The subsequent four chapters of this chapter will discuss the relationships between d-serine and neuropsychiatric disorders with special attention on schizophrenia, neurodegenerative diseases of Alzheimer’s disease, amyotrophic lateral sclerosis (ALS), and epilepsy. The increased and decreased d-serine signalings have been postulated to underline the pathological NMDAR hypofunction and hyperfunction in schizophrenia and the latter three disorders, respectively.

In Chap. 6, Nishikawa’s group of the Tokyo Medical and Dental University, Japan, will review the link of d-serine with schizophrenia to the detection of endogenous d-serine and their pioneering achievements about the neuroanatomical and biochemical nature of endogenous d-serine, its metabolism and related molecules, and mode of control of tissue and extracellular d-serine concentrations, chiefly in vivo. The potential modifications of d-serine signaling in schizophrenia will be pointed out in terms of the data of the above pieces of the d-serine system in the light of biological fluids, postmortem CNS tissues, or brain imaging of patients with schizophrenia. Moreover, the therapeutic efficacy of d-serine for schizophrenic symptoms will be outlined, and several target molecule candidates for the development of a new treatment will be mentioned.
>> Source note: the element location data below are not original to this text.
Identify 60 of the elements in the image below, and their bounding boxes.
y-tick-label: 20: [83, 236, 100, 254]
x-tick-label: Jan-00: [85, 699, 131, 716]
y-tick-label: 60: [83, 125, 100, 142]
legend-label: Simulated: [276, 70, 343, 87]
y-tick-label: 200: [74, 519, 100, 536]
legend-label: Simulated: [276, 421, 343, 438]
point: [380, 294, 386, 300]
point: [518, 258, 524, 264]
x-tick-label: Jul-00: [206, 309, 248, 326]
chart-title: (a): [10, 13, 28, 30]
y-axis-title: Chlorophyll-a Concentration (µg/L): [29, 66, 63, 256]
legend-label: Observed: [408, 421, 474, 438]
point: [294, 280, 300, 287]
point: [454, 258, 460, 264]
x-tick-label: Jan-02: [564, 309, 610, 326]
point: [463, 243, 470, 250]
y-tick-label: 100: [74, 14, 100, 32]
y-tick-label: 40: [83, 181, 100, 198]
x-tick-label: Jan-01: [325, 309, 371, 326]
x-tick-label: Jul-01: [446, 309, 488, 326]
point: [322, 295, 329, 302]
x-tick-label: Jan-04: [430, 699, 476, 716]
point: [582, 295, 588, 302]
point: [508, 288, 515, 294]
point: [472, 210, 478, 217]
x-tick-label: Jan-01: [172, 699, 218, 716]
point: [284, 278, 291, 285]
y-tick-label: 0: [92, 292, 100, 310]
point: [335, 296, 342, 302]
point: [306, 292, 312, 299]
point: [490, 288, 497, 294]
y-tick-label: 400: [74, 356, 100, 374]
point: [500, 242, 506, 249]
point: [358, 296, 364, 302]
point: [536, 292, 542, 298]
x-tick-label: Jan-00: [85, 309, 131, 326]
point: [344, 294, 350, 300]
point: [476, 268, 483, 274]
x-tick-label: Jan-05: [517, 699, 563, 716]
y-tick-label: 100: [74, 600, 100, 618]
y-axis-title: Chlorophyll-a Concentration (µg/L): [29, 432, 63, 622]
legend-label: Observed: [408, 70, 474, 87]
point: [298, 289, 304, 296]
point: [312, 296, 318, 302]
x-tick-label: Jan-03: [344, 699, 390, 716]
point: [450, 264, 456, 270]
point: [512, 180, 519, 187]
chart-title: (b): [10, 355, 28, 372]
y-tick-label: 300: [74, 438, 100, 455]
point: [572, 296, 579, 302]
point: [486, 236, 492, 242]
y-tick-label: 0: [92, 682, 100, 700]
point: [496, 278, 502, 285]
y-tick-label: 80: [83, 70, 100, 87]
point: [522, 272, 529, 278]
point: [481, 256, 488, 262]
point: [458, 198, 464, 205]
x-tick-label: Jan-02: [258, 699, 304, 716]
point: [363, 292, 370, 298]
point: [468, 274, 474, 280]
In Chap. 7, Coyle’s group of the Harvard Medical School, USA, will introduce their systematic approach to elucidate the pathological consequences of reduced d-serine signaling in schizophrenia by creating total serine racemase knockout mice. They will clearly delineate the abnormalities in the serine racemase-deficient mice that mimic those seen in schizophrenia. Furthermore, they will present the data obtained from their genetically engineered mice with the neuron- or astroglia-specific disruption of serine racemase, which provides a powerful clue to resolving the current disputes about cellular localization of d-serine and its synthesis, and analyze the disturbances of cell circuits in schizophrenia. A critical review about the clinical trials of d-serine and other NMDAR glycine site agonists that the Coyle group pioneered will also be included.

In Chap. 8, Mori’s group of Toyama University, Japan, will purvey important lines of information concerning the modulatory roles of the basal level of the d-serine signal in the neurotoxicity and hyperexcitability mediated by the NMDAR in the brain based on the studies of their original serine racemase totally deficient mice. These studies provided a clue to clarifying the exact in vivo mechanisms of the excessive NMDAR activity that causes neuronal cell death or degeneration and convulsive seizures. Furthermore, their perspective will be extended to the molecular basis of control of serine racemase activity and the positioning of the serine racemase-null mutant mice.

Finally, in Chap. 9, Sasabe’s group from the Department of Anatomy at Keio University, Japan, will summarize the findings obtained from animal models of and patients with ALS that suggest involvement of the aberrant d-serine metabolism in the loss of the motoneurons in ALS. By integrating the increased d-serine concentrations and/or DAO activity in ALS and its model, the association of the mutation of DAO with familiar ALS, and the degeneration of motoneurons in the mice with diminished DAO activity, they will discuss the plausible pathological pathways and a future therapy targeting the d-serine metabolism.